A Lace Boudoir Cap and Lace Undersleeves

A lace boudoir cap and lace undersleeves

Contributor: Susan Reynolds

Location: Cowper and Newton Museum, Olney, UK

Description: When we admire the portrait of Mary Unwin (1724-1796) in her lace cap and that of her friend the poet William Cowper (1731-1800) with the lace ruffles at his cuffs that are held in the Cowper and Newton Museum in Olney, we may wonder not only at the skill required to create such lace but also about the conditions in which it was produced. Although we know that this lace cap (OLNCN:1279) was designed by John Millward, we have no information about the maker who executed it, or any such details for these lace undersleeves (OLNCN:1311) which were not worn by Cowper himself, but are later in date. The names of the traditional local patterns (Buckinghamshire point ground border, Bucks point crown) have survived, but those of the craftswomen who worked them have not. All too often these enchanting gossamer-like webs of delicate thread were the results of hours of painstaking and painful labour which was poorly rewarded and took a heavy toll of the maker’s health. With only a rushlight or tallow dip for illumination in their cottages, the lace-makers of Olney either worked by daylight or risked lasting damage to their eyesight.

This lace serves as a reminder of Cowper’s sympathy and support for the local lace-workers and their plight expressed in his letters and verse.

Cowper was incensed at the exploitation and poverty which were their lot at a time when the lace industry was in decline, and wrote in 1780 ` ‘I am an eye-witness to their poverty, and do know that hundreds in this little town are upon the point of starving, and that the most unremitting industry is but barely sufficient to keep them from it. There are nearly one thousand and two hundred lace makers in this beggarly town.’ The gig economy is clearly nothing new. Two years later, in his poem ‘`Truth’ (1782), Cowper praises the expertise and industry of the lace-maker, comparing her hard work and simple piety favourably with the godlessness of Voltaire (1694-1778):

Yon cottager, who weaves at her own door,
Pillow and bobbins all her little store;
Content though mean, and cheerful if not gay,
Shuffling her threads about the live-long day,
Just earns a scanty pittance, and at night
Lies down secure, her heart and pocket light;
She, for her humble sphere by nature fit,
Has little understanding, and no wit,
Receives no praise; but though her lot be such
(Toilsome and indigent), she renders much;
Just knows, and knows no more, her Bible true […]

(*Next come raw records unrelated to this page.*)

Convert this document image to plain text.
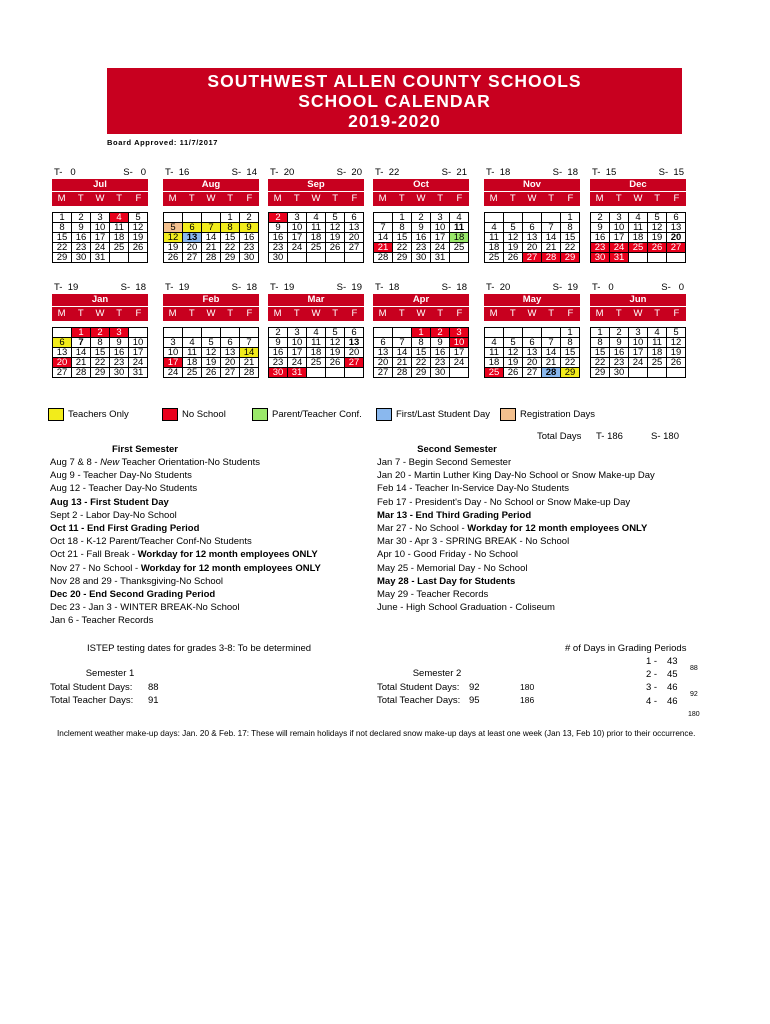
SOUTHWEST ALLEN COUNTY SCHOOLS
SCHOOL CALENDAR
2019-2020
Board Approved: 11/7/2017
T-   0	S-   0
Jul
M	T	W	T	F
1	2	3	4	5
8	9	10	11	12
15	16	17	18	19
22	23	24	25	26
29	30	31		
T-  16	S-  14
Aug
M	T	W	T	F
			1	2
5	6	7	8	9
12	13	14	15	16
19	20	21	22	23
26	27	28	29	30
T-  20	S-  20
Sep
M	T	W	T	F
2	3	4	5	6
9	10	11	12	13
16	17	18	19	20
23	24	25	26	27
30				
T-  22	S-  21
Oct
M	T	W	T	F
	1	2	3	4
7	8	9	10	11
14	15	16	17	18
21	22	23	24	25
28	29	30	31	
T-  18	S-  18
Nov
M	T	W	T	F
				1
4	5	6	7	8
11	12	13	14	15
18	19	20	21	22
25	26	27	28	29
T-  15	S-  15
Dec
M	T	W	T	F
2	3	4	5	6
9	10	11	12	13
16	17	18	19	20
23	24	25	26	27
30	31			
T-  19	S-  18
Jan
M	T	W	T	F
	1	2	3	
6	7	8	9	10
13	14	15	16	17
20	21	22	23	24
27	28	29	30	31
T-  19	S-  18
Feb
M	T	W	T	F

3	4	5	6	7
10	11	12	13	14
17	18	19	20	21
24	25	26	27	28
T-  19	S-  19
Mar
M	T	W	T	F
2	3	4	5	6
9	10	11	12	13
16	17	18	19	20
23	24	25	26	27
30	31			
T-  18	S-  18
Apr
M	T	W	T	F
		1	2	3
6	7	8	9	10
13	14	15	16	17
20	21	22	23	24
27	28	29	30	
T-  20	S-  19
May
M	T	W	T	F
				1
4	5	6	7	8
11	12	13	14	15
18	19	20	21	22
25	26	27	28	29
T-   0	S-   0
Jun
M	T	W	T	F
1	2	3	4	5
8	9	10	11	12
15	16	17	18	19
22	23	24	25	26
29	30			
Teachers Only	No School	Parent/Teacher Conf.	First/Last Student Day	Registration Days
Total Days T- 186	S- 180
First Semester
Aug 7 & 8 - New Teacher Orientation-No Students
Aug 9 - Teacher Day-No Students
Aug 12 - Teacher Day-No Students
Aug 13 - First Student Day
Sept 2 - Labor Day-No School
Oct 11 - End First Grading Period
Oct 18 - K-12 Parent/Teacher Conf-No Students
Oct 21 - Fall Break - Workday for 12 month employees ONLY
Nov 27 - No School - Workday for 12 month employees ONLY
Nov 28 and 29 - Thanksgiving-No School
Dec 20 - End Second Grading Period
Dec 23 - Jan 3 - WINTER BREAK-No School
Jan 6 - Teacher Records
Second Semester
Jan 7 - Begin Second Semester
Jan 20 - Martin Luther King Day-No School or Snow Make-up Day
Feb 14 - Teacher In-Service Day-No Students
Feb 17 - President's Day - No School or Snow Make-up Day
Mar 13 - End Third Grading Period
Mar 27 - No School - Workday for 12 month employees ONLY
Mar 30 - Apr 3 - SPRING BREAK - No School
Apr 10 - Good Friday - No School
May 25 - Memorial Day - No School
May 28 - Last Day for Students
May 29 - Teacher Records
June - High School Graduation - Coliseum
ISTEP testing dates for grades 3-8: To be determined	# of Days in Grading Periods
1 - 43
2 - 45
3 - 46
4 - 46
88
92
180
Semester 1
Total Student Days: 88
Total Teacher Days: 91
Semester 2
Total Student Days: 92	180
Total Teacher Days: 95	186
Inclement weather make-up days: Jan. 20 & Feb. 17: These will remain holidays if not declared snow make-up days at least one week (Jan 13, Feb 10) prior to their occurrence.
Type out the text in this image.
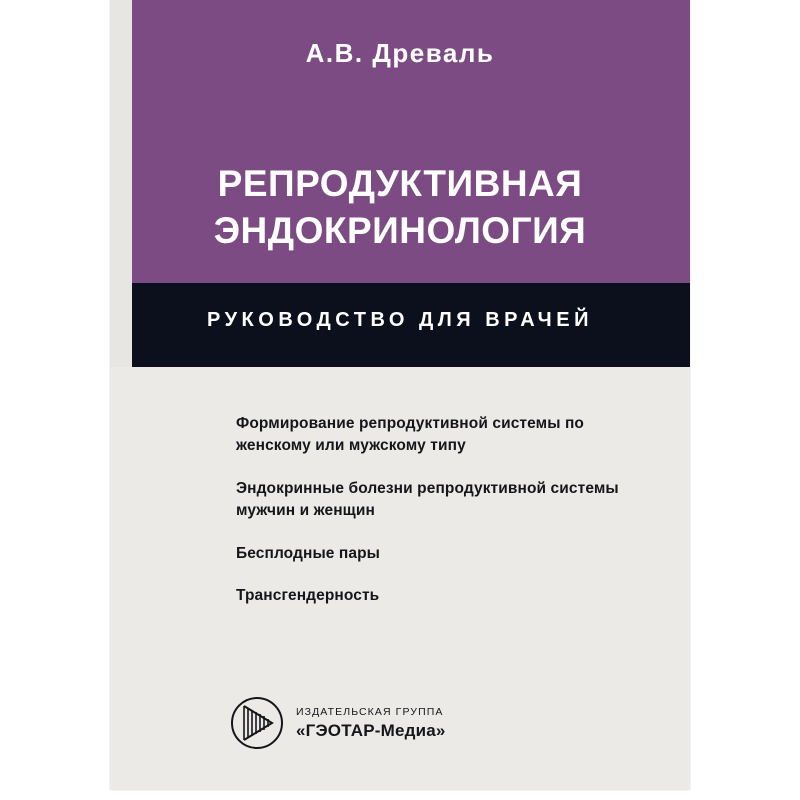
А.В. Древаль
РЕПРОДУКТИВНАЯ
ЭНДОКРИНОЛОГИЯ
РУКОВОДСТВО ДЛЯ ВРАЧЕЙ
Формирование репродуктивной системы по женскому или мужскому типу
Эндокринные болезни репродуктивной системы мужчин и женщин
Бесплодные пары
Трансгендерность
ИЗДАТЕЛЬСКАЯ ГРУППА
«ГЭОТАР-Медиа»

Just over sixty years later, another poet, Thomas Hood, would evoke the plight of the piece-worker still more trenchantly in ‘`The Song of the Shirt’ (1843). Cowper’s lines are less harshly graphic, but cause us to reflect: was he tacitly condoning another kind of slavery by wearing Buckinghamshire lace, a luxury produced at immense human cost, or providing valuable support by buying local lace-makers’ creations?


When I was small, my parents shook their heads –
a sallow scrap no man would care to take –
so they apprenticed me. With fragile threads
my fingers laboured for my living’s sake.
The waning yellow light bathes swollen eyes
grown dim; my face is heavy, thick lips pursed
in concentration as this worn hand tries
to shape a mystery. Am I accursed?

My ugliness, my talent, were my fate;
And yet my plainness sculpted me a shell
in which my gift lies guarded to create
a web of beauty. From a silent well
of solitude I draw this shining dream
of filaments fine as the glistening mesh
whose scuttling makers rouse a startled scream
when scuttling limbs brush unsuspecting flesh.

Arachne’s weaving lost her human life;
mine, day, by day, is shadowing my sight.
The veil I never wore as wedded wife
flutters before my eyes to mask the light.
Yet I was consecrated, like a bride,
and as the darkness gathers, I perceive
the loveliness I made in modest pride
was more than carnal beauty could conceive.